Atlassian released a Chrome extension on Monday with this in mind. Dubbed ‘Daily Unlearnings’, Atlassian describes the extension as a way to remember “bullsh*t habits” and discover new ways to work.

These could be as simple as considering whether you need to attend that meeting, or if you’re just going by default.

For Price, the reminder to only accept necessary meetings is a crucial one: he cancelled all his meetings in early 2018, discovering that only a third of the cancelled meetings landed back in his inbox a few days later.

The extension also serves up reminders to not act like you know everything, and always be open to learning. And today’s reminder is for everyone to meet and learn about new hires.

The idea is that they’re simple, actionable things that workers can incorporate into their days, Price said.

“Each of these actions, you don't really need approval for sign off, you probably don't need to tell your boss,” he said.

“It’s about you deciding that if you want to work in an amazing work environment, it starts with you. And if you can take action, you become a role model to all those people around you so that they can become a force multiplier.”

A small step towards the future of work

A constantly retraining workforce is in Australia's future. Image: Getty
A constantly retraining workforce is in Australia's future. Image: Getty

The extension represents a bigger question Atlassian is grappling with: what does the future of work look like, and how will contemporary businesses and workers learn to adapt?

The Society for Human Resources Management has classed communication, the ability to deal with complexity and ambiguity, and problem solving and creativity as the top three “missing soft skills”.

But Price would also add collaboration, wellbeing and flexibility.

“The scary part about today is the average kid going through school now is still taught that talking to the person during the test is cheating, but when they join my organisation, I call that collaboration,” Price said.

“That very, very first task is to teach people that working together is a good thing, not a bad thing.”

When it comes to flexibility and wellbeing, Price is quick to note that that doesn’t mean a few bean bags and a ping pong table, or a work from home policy that’s only in place from Tuesday to Thursday.

Rather, modern flexibility is an understanding of the way workers work - and that flexibility might mean working late into the night from home and dialling in to the meeting the next day.

Flexibility also means accepting that workers may need to take months off at a time to retrain for future tasks.
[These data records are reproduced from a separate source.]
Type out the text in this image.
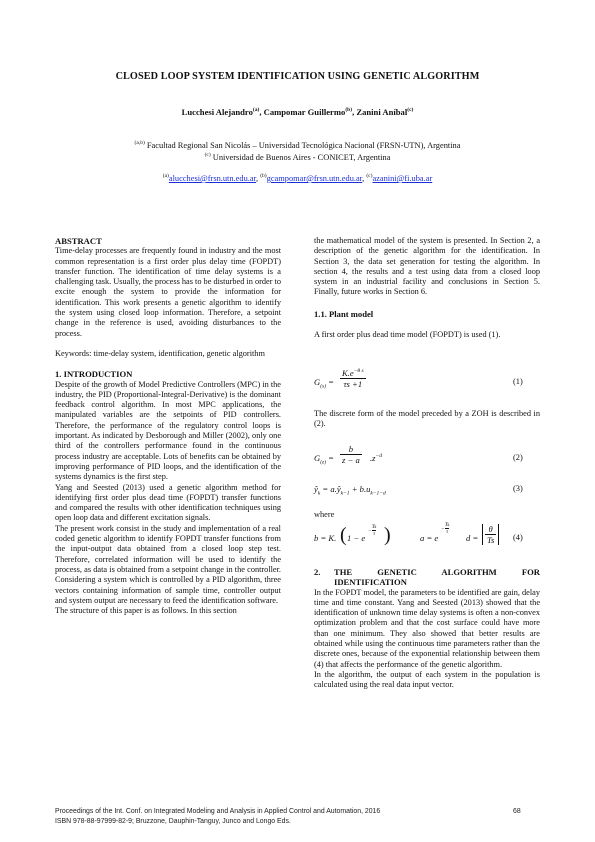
CLOSED LOOP SYSTEM IDENTIFICATION USING GENETIC ALGORITHM
Lucchesi Alejandro$^{(a)}$, Campomar Guillermo$^{(b)}$, Zanini Aníbal$^{(c)}$
$^{(a,b)}$ Facultad Regional San Nicolás – Universidad Tecnológica Nacional (FRSN-UTN), Argentina
$^{(c)}$ Universidad de Buenos Aires - CONICET, Argentina
$^{(a)}$alucchesi@frsn.utn.edu.ar, $^{(b)}$gcampomar@frsn.utn.edu.ar, $^{(c)}$azanini@fi.uba.ar
ABSTRACT

Time-delay processes are frequently found in industry and the most common representation is a first order plus delay time (FOPDT) transfer function. The identification of time delay systems is a challenging task. Usually, the process has to be disturbed in order to excite enough the system to provide the information for identification. This work presents a genetic algorithm to identify the system using closed loop information. Therefore, a setpoint change in the reference is used, avoiding disturbances to the process.

Keywords: time-delay system, identification, genetic algorithm

1. INTRODUCTION

Despite of the growth of Model Predictive Controllers (MPC) in the industry, the PID (Proportional-Integral-Derivative) is the dominant feedback control algorithm. In most MPC applications, the manipulated variables are the setpoints of PID controllers. Therefore, the performance of the regulatory control loops is important. As indicated by Desborough and Miller (2002), only one third of the controllers performance found in the continuous process industry are acceptable. Lots of benefits can be obtained by improving performance of PID loops, and the identification of the systems dynamics is the first step.

Yang and Seested (2013) used a genetic algorithm method for identifying first order plus dead time (FOPDT) transfer functions and compared the results with other identification techniques using open loop data and different excitation signals.

The present work consist in the study and implementation of a real coded genetic algorithm to identify FOPDT transfer functions from the input-output data obtained from a closed loop step test. Therefore, correlated information will be used to identify the process, as data is obtained from a setpoint change in the controller. Considering a system which is controlled by a PID algorithm, three vectors containing information of sample time, controller output and system output are necessary to feed the identification software.

The structure of this paper is as follows. In this section

the mathematical model of the system is presented. In Section 2, a description of the genetic algorithm for the identification. In Section 3, the data set generation for testing the algorithm. In section 4, the results and a test using data from a closed loop system in an industrial facility and conclusions in Section 5. Finally, future works in Section 6.

1.1. Plant model

A first order plus dead time model (FOPDT) is used (1).

$G_{(s)} = \frac{K.e^{-\theta s}}{\tau s +1}$	(1)

The discrete form of the model preceded by a ZOH is described in (2).

$G_{(z)} = \frac{b}{z - a} .z^{-d}$	(2)
$ŷ_k$ = $a.ŷ_{k-1} + b.u_{k-1-d}$
(3)

where

b = K. ( 1 − e
− $\frac{Ts}{\tau}$ )	a = e
− $\frac{Ts}{\tau}$
$d = \frac{\theta}{Ts} (4)$
2. THE GENETIC ALGORITHM FOR
IDENTIFICATION

In the FOPDT model, the parameters to be identified are gain, delay time and time constant. Yang and Seested (2013) showed that the identification of unknown time delay systems is often a non-convex optimization problem and that the cost surface could have more than one minimum. They also showed that better results are obtained while using the continuous time parameters rather than the discrete ones, because of the exponential relationship between them (4) that affects the performance of the genetic algorithm.

In the algorithm, the output of each system in the population is calculated using the real data input vector.

Proceedings of the Int. Conf. on Integrated Modeling and Analysis in Applied Control and Automation, 2016
ISBN 978-88-97999-82-9; Bruzzone, Dauphin-Tanguy, Junco and Longo Eds.
68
That might see a hit to productivity, as it’s traditionally measured, but the long-term benefits of a continually upskilling workforce are huge.

“A lot of organisations aren’t playing the long game. They're playing a very short game where they want quarterly

or daily productivity, and yet [we’ve started] investing in ourselves, our purpose, the planet, the people around us. And that's different to just profit and productivity.

“I think that our mindsets are starting to evolve to say, ‘I'm really on this planet for a long time. I might as well enjoy it while I'm here,’ and that should be a combination of many things.”